The Acre state government itself has acknowledged the case. In a 2020 article on its website, the government commented: "[...] there are some people who insist on saying that Acre does not exist. And then I tell you: how can it not exist?" Another article from 2022 explicitly stated in its title that "Acre exists." In January 2020, the Secretary of Tourism in Acre published a poll on Instagram proposing to sculpt dinosaurs at the state's entrance portal. The state's tourism secretary, Eliane Sinhasique, explained the proposal by noting that "dinosaurs have always been a source of mockery in relation to Acre, when people question whether the state exists."

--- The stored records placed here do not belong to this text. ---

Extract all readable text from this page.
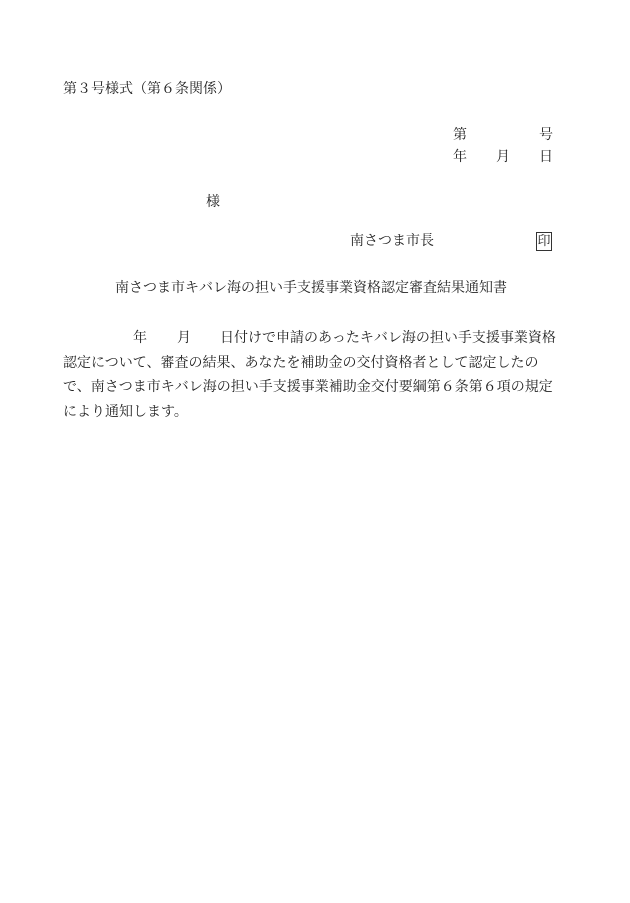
第３号様式（第６条関係）
第	号
年 月 日
様
南さつま市長	印
南さつま市キバレ海の担い手支援事業資格認定審査結果通知書
年 月 日付けで申請のあったキバレ海の担い手支援事業資格
認定について、審査の結果、あなたを補助金の交付資格者として認定したの
で、南さつま市キバレ海の担い手支援事業補助金交付要綱第６条第６項の規定
により通知します。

The meme has also had a significant impact on social media and pop culture. Ayres Rocha, an anchor for Rede Amazônica, made a statement "proving" that Acre exists during his debut on the national news program Jornal Nacional, generating various memes. In April 2018, "DinoAcre,” a two-meter inflatable dinosaur costume worn by cinematographer Moisés Santos in response to the dinosaur memes, made headlines and became highly popular on the Internet. Additionally, "This Is Acre," a parody of the song "This Is America" based on local legends, achieved viral success. Its creators were inspired by jokes surrounding the non-existence of the state.

The meme has even been used by the Secretary of Tourism of the Government of Brazil, who proposed placing dinosaurs on the entrance sign to the state as a tourist attraction. The videographer Moisés Santos also used the joke of the presence of dinosaurs in the state to dress in a 2.20-meter-tall dinosaur costume, a fact that had a great impact on social networks.